When Matilda is five years old, her parents send her to the local village school. There she finds a friend in her kind but poor class teacher, Miss Honey. Miss Honey realizes that Matilda is a genius and tries to help her. It is difficult for her, however, because the headmistress, Mrs Trunchbull, is a terrible bully and does not like Matilda.
Everyone is terrified of Mrs Trunchbull - except Matilda. One day, Matilda realizes that she has ‘special powers’. She uses these powers to defeat Mrs Trunchbull and help Miss Honey . . .

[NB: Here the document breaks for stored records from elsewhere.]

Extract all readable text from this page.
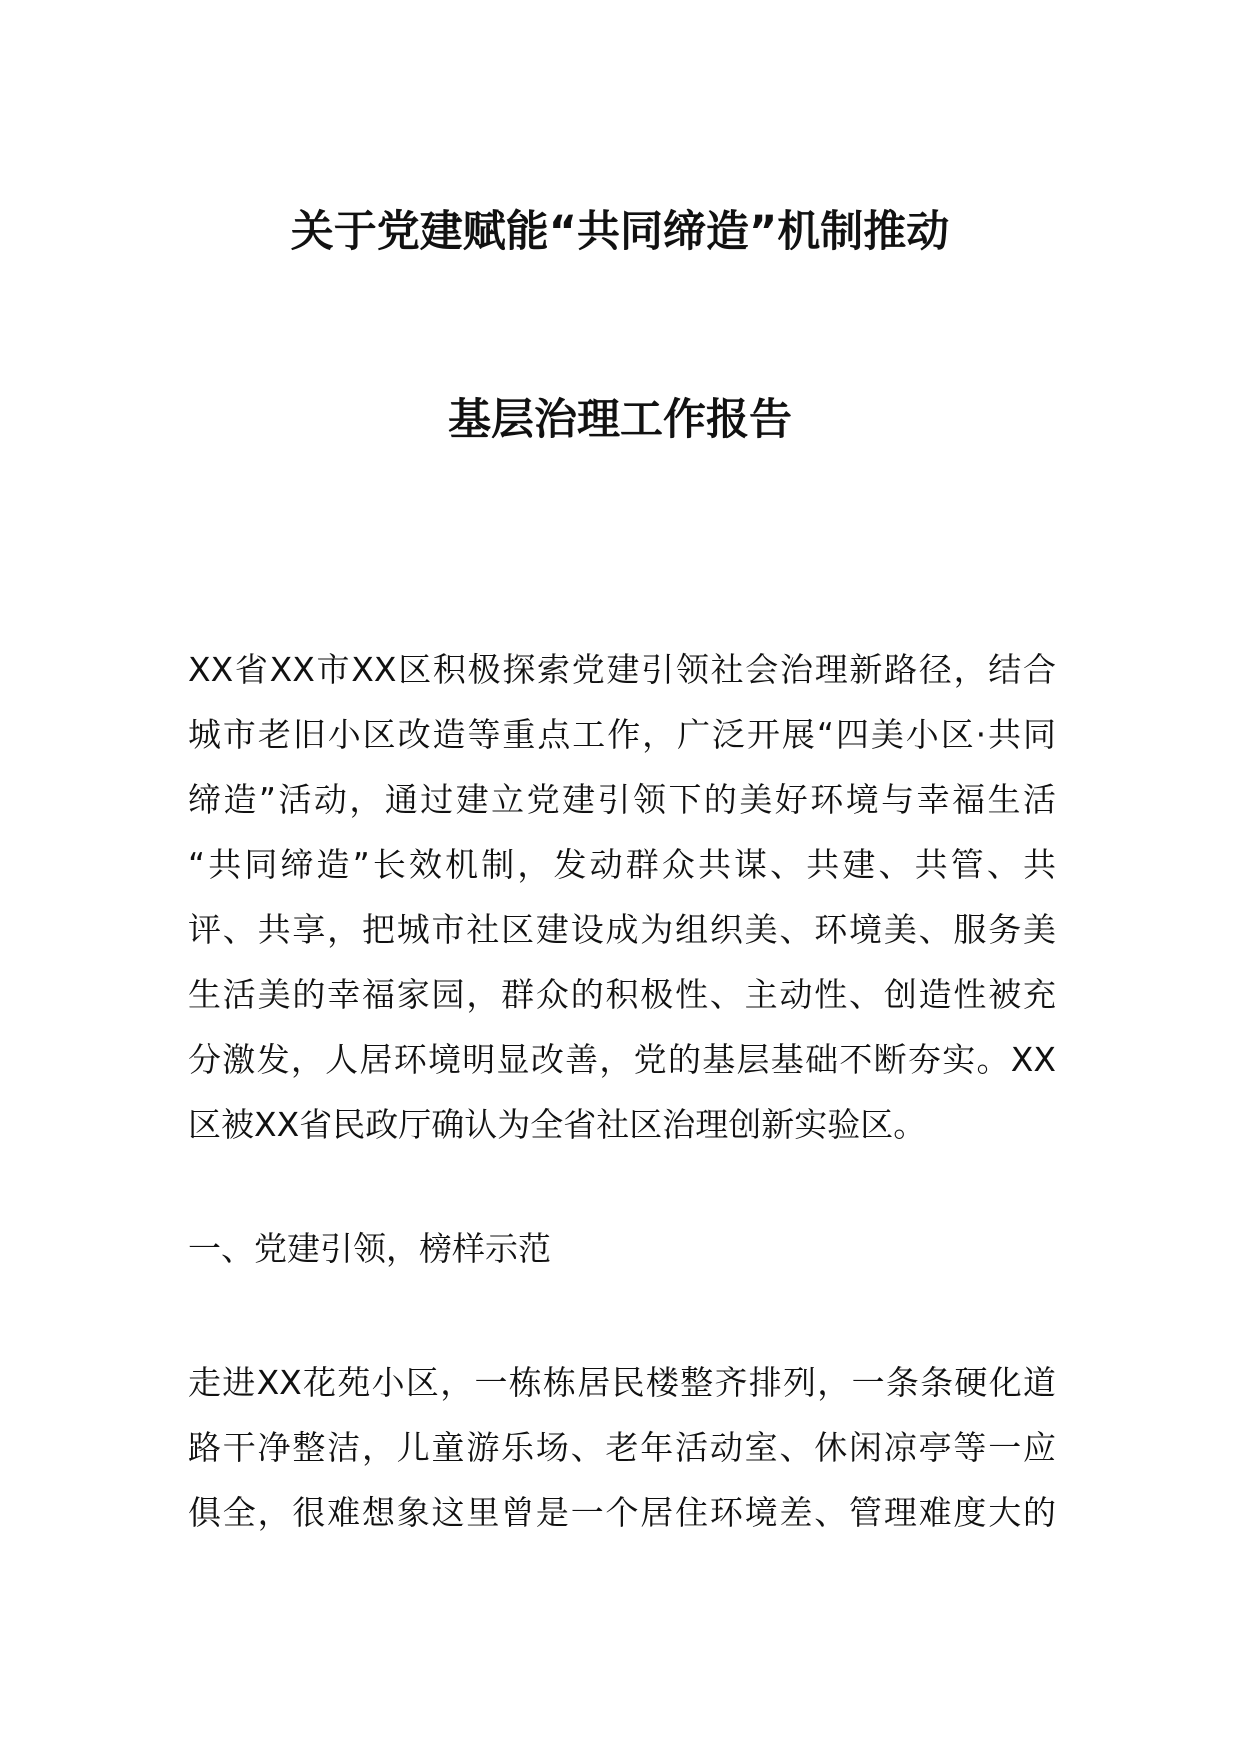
关于党建赋能“共同缔造”机制推动
基层治理工作报告
XX省XX市XX区积极探索党建引领社会治理新路径，结合
城市老旧小区改造等重点工作，广泛开展“四美小区·共同
缔造”活动，通过建立党建引领下的美好环境与幸福生活
“共同缔造”长效机制，发动群众共谋、共建、共管、共
评、共享，把城市社区建设成为组织美、环境美、服务美
生活美的幸福家园，群众的积极性、主动性、创造性被充
分激发，人居环境明显改善，党的基层基础不断夯实。XX
区被XX省民政厅确认为全省社区治理创新实验区。
一、党建引领，榜样示范
走进XX花苑小区，一栋栋居民楼整齐排列，一条条硬化道
路干净整洁，儿童游乐场、老年活动室、休闲凉亭等一应
俱全，很难想象这里曾是一个居住环境差、管理难度大的
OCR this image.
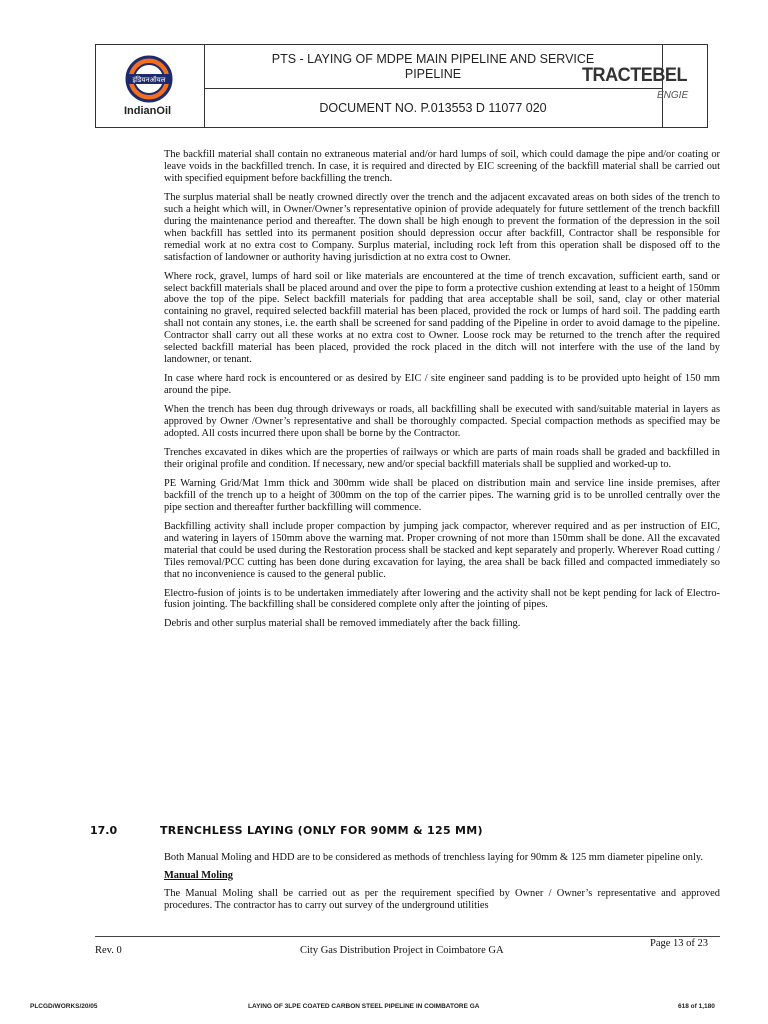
इंडियनऑयल
PTS - LAYING OF MDPE MAIN PIPELINE AND SERVICE PIPELINE
DOCUMENT NO. P.013553 D 11077 020
IndianOil
TRACTEBEL
ENGIE

The backfill material shall contain no extraneous material and/or hard lumps of soil, which could damage the pipe and/or coating or leave voids in the backfilled trench. In case, it is required and directed by EIC screening of the backfill material shall be carried out with specified equipment before backfilling the trench.

The surplus material shall be neatly crowned directly over the trench and the adjacent excavated areas on both sides of the trench to such a height which will, in Owner/Owner’s representative opinion of provide adequately for future settlement of the trench backfill during the maintenance period and thereafter. The down shall be high enough to prevent the formation of the depression in the soil when backfill has settled into its permanent position should depression occur after backfill, Contractor shall be responsible for remedial work at no extra cost to Company. Surplus material, including rock left from this operation shall be disposed off to the satisfaction of landowner or authority having jurisdiction at no extra cost to Owner.

Where rock, gravel, lumps of hard soil or like materials are encountered at the time of trench excavation, sufficient earth, sand or select backfill materials shall be placed around and over the pipe to form a protective cushion extending at least to a height of 150mm above the top of the pipe. Select backfill materials for padding that area acceptable shall be soil, sand, clay or other material containing no gravel, required selected backfill material has been placed, provided the rock or lumps of hard soil. The padding earth shall not contain any stones, i.e. the earth shall be screened for sand padding of the Pipeline in order to avoid damage to the pipeline. Contractor shall carry out all these works at no extra cost to Owner. Loose rock may be returned to the trench after the required selected backfill material has been placed, provided the rock placed in the ditch will not interfere with the use of the land by landowner, or tenant.

In case where hard rock is encountered or as desired by EIC / site engineer sand padding is to be provided upto height of 150 mm around the pipe.

When the trench has been dug through driveways or roads, all backfilling shall be executed with sand/suitable material in layers as approved by Owner /Owner’s representative and shall be thoroughly compacted. Special compaction methods as specified may be adopted. All costs incurred there upon shall be borne by the Contractor.

Trenches excavated in dikes which are the properties of railways or which are parts of main roads shall be graded and backfilled in their original profile and condition. If necessary, new and/or special backfill materials shall be supplied and worked-up to.

PE Warning Grid/Mat 1mm thick and 300mm wide shall be placed on distribution main and service line inside premises, after backfill of the trench up to a height of 300mm on the top of the carrier pipes. The warning grid is to be unrolled centrally over the pipe section and thereafter further backfilling will commence.

Backfilling activity shall include proper compaction by jumping jack compactor, wherever required and as per instruction of EIC, and watering in layers of 150mm above the warning mat. Proper crowning of not more than 150mm shall be done. All the excavated material that could be used during the Restoration process shall be stacked and kept separately and properly. Wherever Road cutting / Tiles removal/PCC cutting has been done during excavation for laying, the area shall be back filled and compacted immediately so that no inconvenience is caused to the general public.

Electro-fusion of joints is to be undertaken immediately after lowering and the activity shall not be kept pending for lack of Electro-fusion jointing. The backfilling shall be considered complete only after the jointing of pipes.

Debris and other surplus material shall be removed immediately after the back filling.

17.0	TRENCHLESS LAYING (ONLY FOR 90MM & 125 MM)

Both Manual Moling and HDD are to be considered as methods of trenchless laying for 90mm & 125 mm diameter pipeline only.

Manual Moling

The Manual Moling shall be carried out as per the requirement specified by Owner / Owner’s representative and approved procedures. The contractor has to carry out survey of the underground utilities

Rev. 0	City Gas Distribution Project in Coimbatore GA
Page 13 of 23
PLCGD/WORKS/20/05	LAYING OF 3LPE COATED CARBON STEEL PIPELINE IN COIMBATORE GA	618 of 1,180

Dahl’s stories echo children’s deepest fantasies. Impossible things happen in the most ordinary situations. Miss Trunchbull picks a child up by the hair in the school playground, whirls her round above her head and throws her into a neighbouring field. Then the five-year-old Matilda suddenly acquires magical powers which enable her to defeat her terrifying headmistress and rescue Miss Honey from her poverty. The child has become the heroine. The world of a child is a magical one, not yet limited by reality. Did we not dream that we could fly when we were children? In Dahl’s stories, children do fly - they overcome the limits of their world, defeat the wicked, and rescue innocent victims. Dahl originally wrote his stories for his own children. His daughter Ophelia writes, ‘The most important quality about my father was his ability to make everything seem like an adventure...’ Dahl’s stories convert easily to films. All of the films based on Dahl’s stories, including Matilda, have been very popular with children all over the world.